ECLI:NL:RBZWB:2020:1408

Rechtbank Zeeland-West-Brabant

Datum uitspraak
25 maart 2020
Publicatiedatum
25 maart 2020
Zaaknummer
02/665726-16
Instantie
Rechtbank Zeeland-West-Brabant
Type
Uitspraak
Rechtsgebied
Strafrecht
Procedures
  • Op tegenspraak
Rechters
  • Mr. Prenger
  • Mr. Hamburger
  • Mr. Broeders
Vindplaatsen
  • Rechtspraak.nl
AI samenvatting door LexboostAutomatisch gegenereerd

Medeplegen van het aanwezig hebben van hennepplanten en hennepstekken in een hennepkwekerij

Op 25 maart 2020 heeft de Rechtbank Zeeland-West-Brabant uitspraak gedaan in een strafzaak tegen een verdachte die beschuldigd werd van het telen en aanwezig hebben van hennepplanten en het illegaal afnemen van elektriciteit.

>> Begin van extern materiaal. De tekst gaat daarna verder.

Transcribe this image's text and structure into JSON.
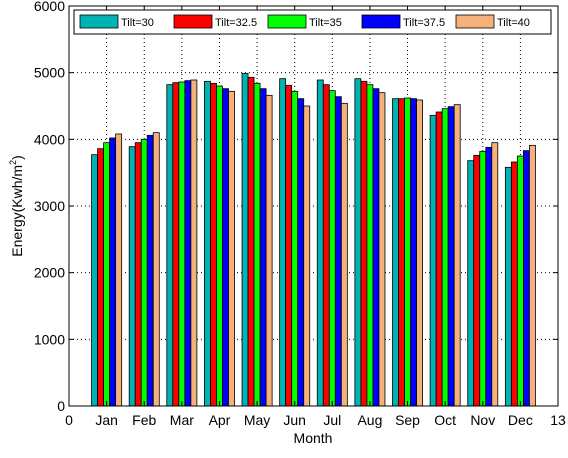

De zaak werd inhoudelijk behandeld op 11 maart 2020, waarbij de officier van justitie en de verdediging hun standpunten naar voren brachten. De verdachte werd beschuldigd van het opzettelijk aanwezig hebben van 923 hennepplanten en 420 hennepstekken in een pand in Fijnaart op 14 oktober 2015. Daarnaast werd hem verweten dat hij elektriciteit had gestolen uit een elektriciteitsnetwerk.

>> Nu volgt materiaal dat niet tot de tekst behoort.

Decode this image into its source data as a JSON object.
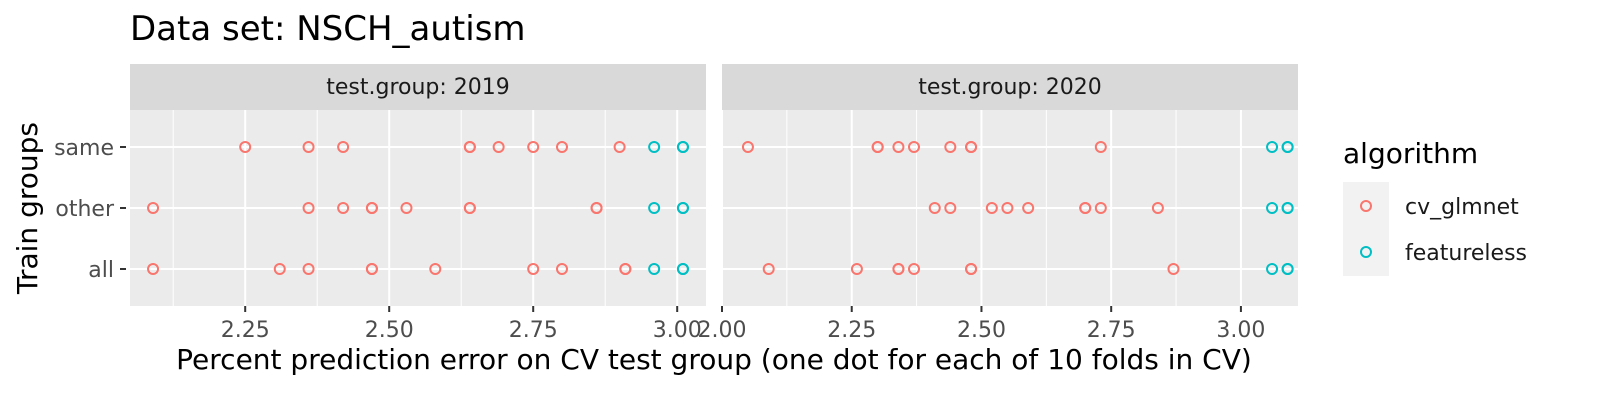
{
  "chart_data": {
    "type": "scatter",
    "title": "Data set: NSCH_autism",
    "xlabel": "Percent prediction error on CV test group (one dot for each of 10 folds in CV)",
    "ylabel": "Train groups",
    "y_categories": [
      "same",
      "other",
      "all"
    ],
    "grid": true,
    "legend_position": "right",
    "legend": {
      "title": "algorithm",
      "entries": [
        {
          "name": "cv_glmnet",
          "color": "#F8766D"
        },
        {
          "name": "featureless",
          "color": "#00BFC4"
        }
      ]
    },
    "panels": [
      {
        "strip_label": "test.group: 2019",
        "xlim": [
          2.05,
          3.05
        ],
        "x_ticks": [
          2.25,
          2.5,
          2.75,
          3.0
        ],
        "x_tick_labels": [
          "2.25",
          "2.50",
          "2.75",
          "3.00"
        ],
        "series": [
          {
            "name": "cv_glmnet",
            "points": {
              "same": [
                2.25,
                2.36,
                2.42,
                2.64,
                2.64,
                2.69,
                2.75,
                2.8,
                2.9
              ],
              "other": [
                2.09,
                2.36,
                2.42,
                2.47,
                2.47,
                2.53,
                2.64,
                2.64,
                2.86,
                2.86
              ],
              "all": [
                2.09,
                2.31,
                2.36,
                2.47,
                2.47,
                2.58,
                2.75,
                2.8,
                2.91,
                2.91
              ]
            }
          },
          {
            "name": "featureless",
            "points": {
              "same": [
                2.96,
                3.01,
                3.01
              ],
              "other": [
                2.96,
                3.01,
                3.01
              ],
              "all": [
                2.96,
                3.01,
                3.01
              ]
            }
          }
        ]
      },
      {
        "strip_label": "test.group: 2020",
        "xlim": [
          2.0,
          3.11
        ],
        "x_ticks": [
          2.0,
          2.25,
          2.5,
          2.75,
          3.0
        ],
        "x_tick_labels": [
          "2.00",
          "2.25",
          "2.50",
          "2.75",
          "3.00"
        ],
        "series": [
          {
            "name": "cv_glmnet",
            "points": {
              "same": [
                2.05,
                2.3,
                2.3,
                2.34,
                2.37,
                2.44,
                2.48,
                2.48,
                2.73
              ],
              "other": [
                2.41,
                2.44,
                2.52,
                2.55,
                2.59,
                2.7,
                2.7,
                2.73,
                2.84
              ],
              "all": [
                2.09,
                2.26,
                2.34,
                2.34,
                2.37,
                2.48,
                2.48,
                2.87
              ]
            }
          },
          {
            "name": "featureless",
            "points": {
              "same": [
                3.06,
                3.09,
                3.09
              ],
              "other": [
                3.06,
                3.09,
                3.09
              ],
              "all": [
                3.06,
                3.09,
                3.09
              ]
            }
          }
        ]
      }
    ]
  }
}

De rechtbank oordeelde dat er voldoende bewijs was voor het aanwezig hebben van de hennepplanten, gezien de bekennende verklaring van de verdachte en het proces-verbaal van de politie. Echter, voor de diefstal van elektriciteit was er onvoldoende bewijs, waardoor de verdachte van dit feit werd vrijgesproken. De rechtbank hield rekening met de rol van de verdachte in de hennepkwekerij, die als ondergeschikt werd beschouwd, en met de overschrijding van de redelijke termijn in de procedure.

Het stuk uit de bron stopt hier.